Brakes, for me, are too important. I would not rely on an unknown part that has already shown an unusual failure mode.
You obviously have your mind made up that you're going to rebuild your caliper(s) with materials that may or may not be up to the job. (all O rings are not the same...) I wish you luck...
 
You obviously have your mind made up that you're going to rebuild your caliper(s) with materials that may or may not be up to the job. (all O rings are not the same...) I wish you luck...
exacly you have to have a mineral oil stable O ring or DOT one who knows?
 
Oh my goodness! I have a brake failure mode that is unknown to 3 people (including me) in a caliper of unknown construction, brand, and materials. Since only well-known brands can be any good, and my caliper has been proven to have those unknowns while having a problem, then I think it is ethically mandatory that the manufacturer must issue an immediate recall of all such calipers because we don't want any consumers to be dragging their feet to stop. Thank you for bringing me to this realization. I only wanted to know the source of replacement O-rings, but now I see how serious this situation is.
 
RetiredNH, anybody with a keyboard can spew opinions, as you did, but it would better to come with data. I have asked questions that I was hoping would be answered, but mostly what I get is people guessing that my brakes are cheap and poorly built/designed with subpar materials. If my experience with what appears to be melted O-ring has happened with other brake systems, then such comments would automatically condemn those brakes systems too. Data is needed rather than guesses. Most people have never worked on brake systems and think that replacing a caliper is the only answer, but they don't realize that the O-ring and brake pads are easily replaced and we don't need to waste the resources and manpower that went into building a caliper.
What can “no-name Chinese caliper” be other than another awful cheap design rip off. Very commonplace practice in China. Don’t be insulted. NH wasn’t critical of you. Any if us around eBikes for years have seen this time and time again. You be best off buyingva set of Tektro brakes and replacing those fake versions.
 
If you do try and repair old brake and caliper leaks you'll likely to endup writing off a set of new pads from fluid contamination.

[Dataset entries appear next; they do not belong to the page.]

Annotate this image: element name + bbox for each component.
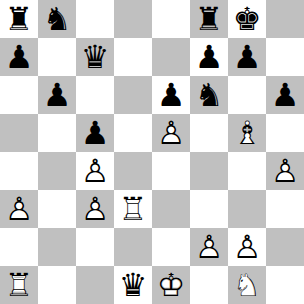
white-piece-outline-layer: ♙	[76, 190, 114, 228]
white-piece-outline-layer: ♔	[152, 266, 190, 304]
square-b2[interactable]	[38, 228, 76, 266]
white-piece-outline-layer: ♖	[0, 266, 38, 304]
square-f1[interactable]	[190, 266, 228, 304]
square-c1[interactable]	[76, 266, 114, 304]
piece-white-pawn[interactable]: ♟♙	[0, 190, 38, 228]
white-piece-outline-layer: ♙	[266, 152, 304, 190]
square-d8[interactable]	[114, 0, 152, 38]
piece-black-queen[interactable]: ♛	[76, 38, 114, 76]
square-h8[interactable]	[266, 0, 304, 38]
piece-black-knight[interactable]: ♞	[190, 76, 228, 114]
piece-white-knight[interactable]: ♞♘	[228, 266, 266, 304]
white-piece-outline-layer: ♙	[228, 228, 266, 266]
piece-white-king[interactable]: ♚♔	[152, 266, 190, 304]
white-piece-outline-layer: ♖	[114, 190, 152, 228]
piece-white-pawn[interactable]: ♟♙	[228, 228, 266, 266]
square-c3[interactable]: ♟♙	[76, 190, 114, 228]
piece-black-rook[interactable]: ♜	[190, 0, 228, 38]
square-f5[interactable]	[190, 114, 228, 152]
square-a6[interactable]	[0, 76, 38, 114]
piece-white-pawn[interactable]: ♟♙	[190, 228, 228, 266]
piece-white-pawn[interactable]: ♟♙	[76, 190, 114, 228]
piece-white-rook[interactable]: ♜♖	[0, 266, 38, 304]
square-a7[interactable]: ♟	[0, 38, 38, 76]
square-e3[interactable]	[152, 190, 190, 228]
square-g7[interactable]: ♟	[228, 38, 266, 76]
piece-black-pawn[interactable]: ♟	[76, 114, 114, 152]
piece-white-pawn[interactable]: ♟♙	[266, 152, 304, 190]
white-piece-outline-layer: ♘	[228, 266, 266, 304]
square-b3[interactable]	[38, 190, 76, 228]
square-d7[interactable]	[114, 38, 152, 76]
square-b8[interactable]: ♞	[38, 0, 76, 38]
chess-board: ♜♞♜♚♟♛♟♟♟♟♞♟♟♟♙♝♗♟♙♟♙♟♙♟♙♜♖♟♙♟♙♜♖♛♚♔♞♘	[0, 0, 304, 304]
square-b5[interactable]	[38, 114, 76, 152]
piece-white-pawn[interactable]: ♟♙	[152, 114, 190, 152]
square-e7[interactable]	[152, 38, 190, 76]
square-b4[interactable]	[38, 152, 76, 190]
square-f2[interactable]: ♟♙	[190, 228, 228, 266]
square-f7[interactable]: ♟	[190, 38, 228, 76]
square-g5[interactable]: ♝♗	[228, 114, 266, 152]
square-g3[interactable]	[228, 190, 266, 228]
square-g8[interactable]: ♚	[228, 0, 266, 38]
piece-white-rook[interactable]: ♜♖	[114, 190, 152, 228]
square-f3[interactable]	[190, 190, 228, 228]
piece-black-king[interactable]: ♚	[228, 0, 266, 38]
square-a4[interactable]	[0, 152, 38, 190]
white-piece-outline-layer: ♙	[76, 152, 114, 190]
square-b7[interactable]	[38, 38, 76, 76]
piece-white-bishop[interactable]: ♝♗	[228, 114, 266, 152]
square-b6[interactable]: ♟	[38, 76, 76, 114]
square-a2[interactable]	[0, 228, 38, 266]
square-g1[interactable]: ♞♘	[228, 266, 266, 304]
piece-black-pawn[interactable]: ♟	[38, 76, 76, 114]
piece-black-pawn[interactable]: ♟	[190, 38, 228, 76]
white-piece-outline-layer: ♙	[0, 190, 38, 228]
square-c2[interactable]	[76, 228, 114, 266]
square-h2[interactable]	[266, 228, 304, 266]
square-e4[interactable]	[152, 152, 190, 190]
square-d4[interactable]	[114, 152, 152, 190]
square-d3[interactable]: ♜♖	[114, 190, 152, 228]
square-h5[interactable]	[266, 114, 304, 152]
square-e5[interactable]: ♟♙	[152, 114, 190, 152]
white-piece-outline-layer: ♙	[152, 114, 190, 152]
square-c4[interactable]: ♟♙	[76, 152, 114, 190]
square-f4[interactable]	[190, 152, 228, 190]
piece-black-pawn[interactable]: ♟	[228, 38, 266, 76]
white-piece-outline-layer: ♙	[190, 228, 228, 266]
piece-black-queen[interactable]: ♛	[114, 266, 152, 304]
piece-black-pawn[interactable]: ♟	[0, 38, 38, 76]
square-d2[interactable]	[114, 228, 152, 266]
square-g6[interactable]	[228, 76, 266, 114]
square-h7[interactable]	[266, 38, 304, 76]
square-a3[interactable]: ♟♙	[0, 190, 38, 228]
square-h6[interactable]: ♟	[266, 76, 304, 114]
square-g4[interactable]	[228, 152, 266, 190]
square-h4[interactable]: ♟♙	[266, 152, 304, 190]
square-c8[interactable]	[76, 0, 114, 38]
square-e2[interactable]	[152, 228, 190, 266]
white-piece-outline-layer: ♗	[228, 114, 266, 152]
square-a1[interactable]: ♜♖	[0, 266, 38, 304]
square-f8[interactable]: ♜	[190, 0, 228, 38]
piece-black-knight[interactable]: ♞	[38, 0, 76, 38]
square-e8[interactable]	[152, 0, 190, 38]
square-a5[interactable]	[0, 114, 38, 152]
square-g2[interactable]: ♟♙	[228, 228, 266, 266]
square-b1[interactable]	[38, 266, 76, 304]
piece-black-pawn[interactable]: ♟	[152, 76, 190, 114]
square-f6[interactable]: ♞	[190, 76, 228, 114]
piece-black-rook[interactable]: ♜	[0, 0, 38, 38]
square-d1[interactable]: ♛	[114, 266, 152, 304]
square-h1[interactable]	[266, 266, 304, 304]
square-d5[interactable]	[114, 114, 152, 152]
square-a8[interactable]: ♜	[0, 0, 38, 38]
square-e6[interactable]: ♟	[152, 76, 190, 114]
piece-black-pawn[interactable]: ♟	[266, 76, 304, 114]
square-c7[interactable]: ♛	[76, 38, 114, 76]
square-c5[interactable]: ♟	[76, 114, 114, 152]
square-d6[interactable]	[114, 76, 152, 114]
piece-white-pawn[interactable]: ♟♙	[76, 152, 114, 190]
square-e1[interactable]: ♚♔	[152, 266, 190, 304]
square-c6[interactable]	[76, 76, 114, 114]
square-h3[interactable]	[266, 190, 304, 228]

Just save yourself whole lot of grief and buy new ones. Shimano entry level MT200 are cheap from Aliexpress. <USD100 for both front and rear sets with rotors. Fit them and forget. You may need bleed kit if rear hose is to be feed through frame. Don't forget some spare Shimano original BS01 pads while you are there.

While entry level by Shimano standards they will be stepup in performance from most Chinese ones and considerable more reliable.
 
Seems like the chances of finding an exact size match is unlikely since the manufacturer will not cooperate. And anything thats close-enough is going to need to operate *smoothly* under hydraulic pressure. Doesn't sound likely to find a fix. Especially since an approximate fit has to be installed and tested. I'd be worried about both a leaky AND a sticky piston without an exact match.

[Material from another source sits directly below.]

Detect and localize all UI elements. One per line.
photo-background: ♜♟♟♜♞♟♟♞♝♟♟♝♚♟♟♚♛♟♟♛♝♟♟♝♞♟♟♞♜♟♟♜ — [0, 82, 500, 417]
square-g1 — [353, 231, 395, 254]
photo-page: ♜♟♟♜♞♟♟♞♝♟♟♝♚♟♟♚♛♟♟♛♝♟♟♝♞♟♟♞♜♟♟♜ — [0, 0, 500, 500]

I had a mildly leaky piston on one of my Maguras and the factory replaced the entire caliper under warranty. Didn't even try to repair it. I think thats probably typical.
 
Seems like the chances of finding an exact size match is unlikely since the manufacturer will not cooperate. And anything thats close-enough is going to need to operate *smoothly* under hydraulic pressure. Doesn't sound likely to find a fix. Especially since an approximate fit has to be installed and tested. I'd be worried about both a leaky AND a sticky piston without an exact match.

I had a mildly leaky piston on one of my Maguras and the factory replaced the entire caliper under warranty. Didn't even try to repair it. I think thats probably typical.
yes Shimano tends to just replace too. far less liability that way.